Discussions aimed at the validity of delusions are rarely helpful. Reframe and find out her current goals. Even if the goal is just to be released from the hospital it will give you common ground and a foundation to build upon. Good luck.

As in the case of the professor in a beautiful mind, he was never able to rid himself of seeing the figures of his friend and a young boy...however, over time he came to realize that they were not real and learned to ignore them.

RE: The movie. It was inaccurate. Highly inaccurate.

Specializes in psych, addictions, hospice, education.

a few more thoughts:

if a person sees, hears, feels, tastes things, even if another person doesn't, does that mean the first person is lying?

how about saying, "I don't see/hear/etc. that but I believe you do." ?

to the original poster of this thread: it seems you want to tell the patient that what is going on is unreal, despite most people here telling you to not focus on that....what's going on in YOU here? (said most gently, just wondering...)

Specializes in Medical-Surgical, Emergency.

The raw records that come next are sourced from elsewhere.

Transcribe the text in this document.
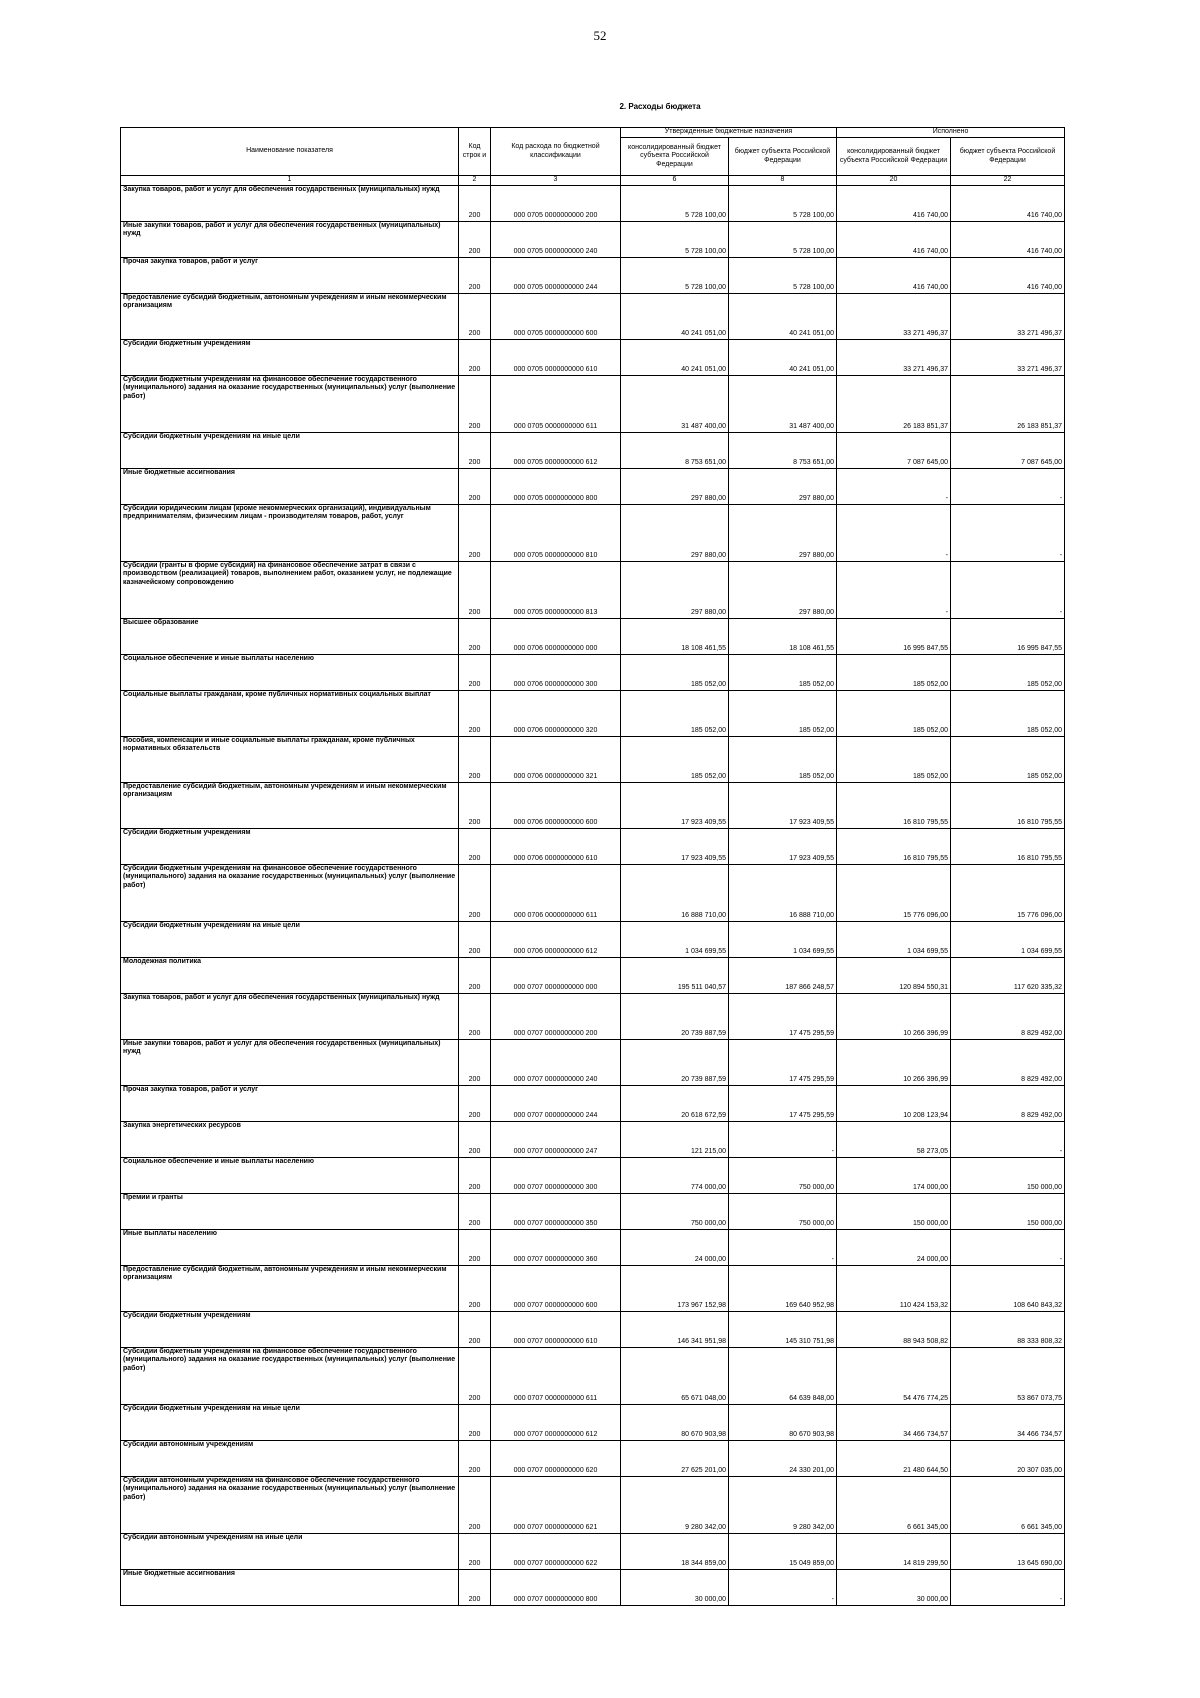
52
2. Расходы бюджета
Наименование показателя	Код строк и	Код расхода по бюджетной классификации	Утвержденные бюджетные назначения		Исполнено	
			консолидированный бюджет субъекта Российской Федерации	бюджет субъекта Российской Федерации	консолидированный бюджет субъекта Российской Федерации	бюджет субъекта Российской Федерации
1	2	3	6	8	20	22
Закупка товаров, работ и услуг для обеспечения государственных (муниципальных) нужд	200	000 0705 0000000000 200	5 728 100,00	5 728 100,00	416 740,00	416 740,00
Иные закупки товаров, работ и услуг для обеспечения государственных (муниципальных) нужд	200	000 0705 0000000000 240	5 728 100,00	5 728 100,00	416 740,00	416 740,00
Прочая закупка товаров, работ и услуг	200	000 0705 0000000000 244	5 728 100,00	5 728 100,00	416 740,00	416 740,00
Предоставление субсидий бюджетным, автономным учреждениям и иным некоммерческим организациям	200	000 0705 0000000000 600	40 241 051,00	40 241 051,00	33 271 496,37	33 271 496,37
Субсидии бюджетным учреждениям	200	000 0705 0000000000 610	40 241 051,00	40 241 051,00	33 271 496,37	33 271 496,37
Субсидии бюджетным учреждениям на финансовое обеспечение государственного (муниципального) задания на оказание государственных (муниципальных) услуг (выполнение работ)	200	000 0705 0000000000 611	31 487 400,00	31 487 400,00	26 183 851,37	26 183 851,37
Субсидии бюджетным учреждениям на иные цели	200	000 0705 0000000000 612	8 753 651,00	8 753 651,00	7 087 645,00	7 087 645,00
Иные бюджетные ассигнования	200	000 0705 0000000000 800	297 880,00	297 880,00	-	-
Субсидии юридическим лицам (кроме некоммерческих организаций), индивидуальным предпринимателям, физическим лицам - производителям товаров, работ, услуг	200	000 0705 0000000000 810	297 880,00	297 880,00	-	-
Субсидии (гранты в форме субсидий) на финансовое обеспечение затрат в связи с производством (реализацией) товаров, выполнением работ, оказанием услуг, не подлежащие казначейскому сопровождению	200	000 0705 0000000000 813	297 880,00	297 880,00	-	-
Высшее образование	200	000 0706 0000000000 000	18 108 461,55	18 108 461,55	16 995 847,55	16 995 847,55
Социальное обеспечение и иные выплаты населению	200	000 0706 0000000000 300	185 052,00	185 052,00	185 052,00	185 052,00
Социальные выплаты гражданам, кроме публичных нормативных социальных выплат	200	000 0706 0000000000 320	185 052,00	185 052,00	185 052,00	185 052,00
Пособия, компенсации и иные социальные выплаты гражданам, кроме публичных нормативных обязательств	200	000 0706 0000000000 321	185 052,00	185 052,00	185 052,00	185 052,00
Предоставление субсидий бюджетным, автономным учреждениям и иным некоммерческим организациям	200	000 0706 0000000000 600	17 923 409,55	17 923 409,55	16 810 795,55	16 810 795,55
Субсидии бюджетным учреждениям	200	000 0706 0000000000 610	17 923 409,55	17 923 409,55	16 810 795,55	16 810 795,55
Субсидии бюджетным учреждениям на финансовое обеспечение государственного (муниципального) задания на оказание государственных (муниципальных) услуг (выполнение работ)	200	000 0706 0000000000 611	16 888 710,00	16 888 710,00	15 776 096,00	15 776 096,00
Субсидии бюджетным учреждениям на иные цели	200	000 0706 0000000000 612	1 034 699,55	1 034 699,55	1 034 699,55	1 034 699,55
Молодежная политика	200	000 0707 0000000000 000	195 511 040,57	187 866 248,57	120 894 550,31	117 620 335,32
Закупка товаров, работ и услуг для обеспечения государственных (муниципальных) нужд	200	000 0707 0000000000 200	20 739 887,59	17 475 295,59	10 266 396,99	8 829 492,00
Иные закупки товаров, работ и услуг для обеспечения государственных (муниципальных) нужд	200	000 0707 0000000000 240	20 739 887,59	17 475 295,59	10 266 396,99	8 829 492,00
Прочая закупка товаров, работ и услуг	200	000 0707 0000000000 244	20 618 672,59	17 475 295,59	10 208 123,94	8 829 492,00
Закупка энергетических ресурсов	200	000 0707 0000000000 247	121 215,00	-	58 273,05	-
Социальное обеспечение и иные выплаты населению	200	000 0707 0000000000 300	774 000,00	750 000,00	174 000,00	150 000,00
Премии и гранты	200	000 0707 0000000000 350	750 000,00	750 000,00	150 000,00	150 000,00
Иные выплаты населению	200	000 0707 0000000000 360	24 000,00	-	24 000,00	-
Предоставление субсидий бюджетным, автономным учреждениям и иным некоммерческим организациям	200	000 0707 0000000000 600	173 967 152,98	169 640 952,98	110 424 153,32	108 640 843,32
Субсидии бюджетным учреждениям	200	000 0707 0000000000 610	146 341 951,98	145 310 751,98	88 943 508,82	88 333 808,32
Субсидии бюджетным учреждениям на финансовое обеспечение государственного (муниципального) задания на оказание государственных (муниципальных) услуг (выполнение работ)	200	000 0707 0000000000 611	65 671 048,00	64 639 848,00	54 476 774,25	53 867 073,75
Субсидии бюджетным учреждениям на иные цели	200	000 0707 0000000000 612	80 670 903,98	80 670 903,98	34 466 734,57	34 466 734,57
Субсидии автономным учреждениям	200	000 0707 0000000000 620	27 625 201,00	24 330 201,00	21 480 644,50	20 307 035,00
Субсидии автономным учреждениям на финансовое обеспечение государственного (муниципального) задания на оказание государственных (муниципальных) услуг (выполнение работ)	200	000 0707 0000000000 621	9 280 342,00	9 280 342,00	6 661 345,00	6 661 345,00
Субсидии автономным учреждениям на иные цели	200	000 0707 0000000000 622	18 344 859,00	15 049 859,00	14 819 299,50	13 645 690,00
Иные бюджетные ассигнования	200	000 0707 0000000000 800	30 000,00	-	30 000,00	-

From the suggestion a bit earlier, it came to me that I should instead dwell on what triggered.. As some of the other posters replied, I should be a friend..

..yes, i guess i was wrong during the start and i am thankful that experienced nurses gave me better interventions..:D

Specializes in NICU, Post-partum.
RE: The movie. It was inaccurate. Highly inaccurate.

I never stated that the movie was accurate...however, to this day he is STILL seeing the delusions and now knows they are not real. Some people with schizophrenia-related delusions...this is only as far as they can come.

That part of my post was indeed, factually correct.